Timbuktu d'Abderrahmane Sissako
Le Pacte

France Ô diffuse ce mardi, dans le cadre de l’émission 1 dose de ciné, Timbuktu d’Abderrahmane Sissako. Un drame sur un pays pétrifié par l’islam radical. A voir absolument.

Attention chef d’oeuvre ! Il y a cinq ans, en mai 2014, le festival de Cannes dévoilait Timbuktu d’Abderrahmane Sissako. Les spectateurs étaient figés d’émotion devant le drame de ce village tombé sous le joug des extrémistes. Beaucoup rêvaient de le voir au Palmarès et dénoncèrent son absence.

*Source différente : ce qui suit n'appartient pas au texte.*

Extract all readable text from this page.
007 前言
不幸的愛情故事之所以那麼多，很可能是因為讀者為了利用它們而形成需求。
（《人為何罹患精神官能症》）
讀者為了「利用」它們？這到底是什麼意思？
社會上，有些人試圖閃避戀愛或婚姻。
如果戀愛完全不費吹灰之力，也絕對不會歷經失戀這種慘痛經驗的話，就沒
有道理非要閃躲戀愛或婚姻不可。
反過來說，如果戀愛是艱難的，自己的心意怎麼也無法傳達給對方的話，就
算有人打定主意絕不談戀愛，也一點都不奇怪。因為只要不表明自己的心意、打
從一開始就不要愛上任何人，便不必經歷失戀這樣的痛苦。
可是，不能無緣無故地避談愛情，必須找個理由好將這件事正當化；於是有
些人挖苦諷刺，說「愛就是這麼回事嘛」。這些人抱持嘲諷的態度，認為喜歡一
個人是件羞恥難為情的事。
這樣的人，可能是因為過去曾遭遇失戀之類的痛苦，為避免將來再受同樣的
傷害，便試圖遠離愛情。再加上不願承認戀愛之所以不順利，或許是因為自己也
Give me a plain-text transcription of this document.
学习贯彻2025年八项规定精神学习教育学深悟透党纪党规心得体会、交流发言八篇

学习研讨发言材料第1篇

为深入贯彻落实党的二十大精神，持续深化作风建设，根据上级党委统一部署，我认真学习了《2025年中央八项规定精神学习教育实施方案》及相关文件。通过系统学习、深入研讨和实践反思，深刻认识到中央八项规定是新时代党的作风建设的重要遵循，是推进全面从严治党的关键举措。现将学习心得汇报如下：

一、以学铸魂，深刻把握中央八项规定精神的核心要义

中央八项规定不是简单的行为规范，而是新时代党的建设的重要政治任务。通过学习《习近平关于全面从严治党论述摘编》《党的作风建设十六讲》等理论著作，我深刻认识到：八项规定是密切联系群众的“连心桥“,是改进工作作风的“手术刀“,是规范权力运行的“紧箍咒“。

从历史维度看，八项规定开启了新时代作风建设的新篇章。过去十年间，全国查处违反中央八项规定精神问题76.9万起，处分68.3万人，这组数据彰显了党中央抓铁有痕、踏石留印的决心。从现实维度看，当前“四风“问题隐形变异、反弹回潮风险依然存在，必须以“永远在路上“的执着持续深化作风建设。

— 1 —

Quelques mois plus tard, le film reçut sept César dont celui de meilleur film et de meilleur réalisateur. C’est une belle revanche pour Abderrahmane Sissako. Ce mauritanien d’origine a fait de l’exil le thème central de son œuvre. Installé en France depuis les années 1990, il dessine peu à peu une filmographie poétique et politique. En 1998, c’est au Mali dans le village de son père qu’il tourne La Vie sur terre. Suivent  En attendant le bonheur (2002) et Bamako (2006). Avec Timbuktu, il signe un film ambitieux qui résiste aux excès du djihadisme avec une œuvre d’art.

 

Dénoncer l’obscurantisme avec la lumière

L’histoire se déroule près de Tombouctou. Un berger touareg, Kidane mène une vie simple et paisible dans les dunes, entouré de sa femme Satima, de sa fille Toya et de don fils Issan. En ville, l’islam radical a pris le pouvoir. Peu à peu, les restrictions de liberté se font plus pressantes. Il est interdit de jouer de la musique, de fumer, de rire et même de jouer au football. Pour autant, sous ce régime de terreur, des individus tentent de résister : les femmes gardent des secrets, les jeunes miment une partie de foot sans ballon. Et puis, un jour Kidane est lui aussi pris dans l’engrenage des nouvelles lois et de l’ignorance des bourreaux.

La beauté de ce film tient dans l’opposition entre les deux mondes : celui qui célèbre la beauté de la nature et de l’art et celui qui s’y oppose. Aux images magnifiques du berger libre dans ses dunes, Sissako oppose la bêtise des djihadistes aveugles au monde qui les entoure. Le réalisateur les dépeint comme des pleutres, des menteurs et des arrivistes, se réjouissant de leur justice expéditive. Leur combat est ainsi vidé de son sens. Il n’est plus question de religion ici, mais de pouvoir et de coups bas. Timbuktu c’est aussi une ode à la résistance, à ces petits gestes qui font que l’esprit survit dans la rébellion face à l’oppression.

Le triomphe aux César de Timbuktu

Le combat d’une femme

Timbuktu c’est aussi le combat d’une femme, Sylvie Pialat, pour monter ce film à tout prix. La productrice a d’ailleurs été en outre récompensée par le Prix Daniel Toscan du Plantier pour son travail sur ce film en 2015. C’est sur une rencontre et trois pages d’idées que Sylvie Pialat a dit oui à Abderrahmane Sissako. Ce-dernier avait d’abord pensé faire de Timbuktu un documentaire. La productrice n’avait jamais mis les pieds dans le désert mauritanien, mais elle sentait chez son interlocuteur un besoin impératif de tourner cette histoire. Quelques mois plus tard, il revient avec un scénario de 64 pages et décroche les autorisations pour tourner à Tombouctou. Un attentat les oblige à ajourner le tournage au Mali. C’est finalement en Mauritanie, sous la protection de l’armée, qu’il filme une histoire universelle . Il fait bon de la voir encore aujourd’hui.

 

Timbuktu est diffusé sur France Ô le mardi 14 mai 2019 à 20h55.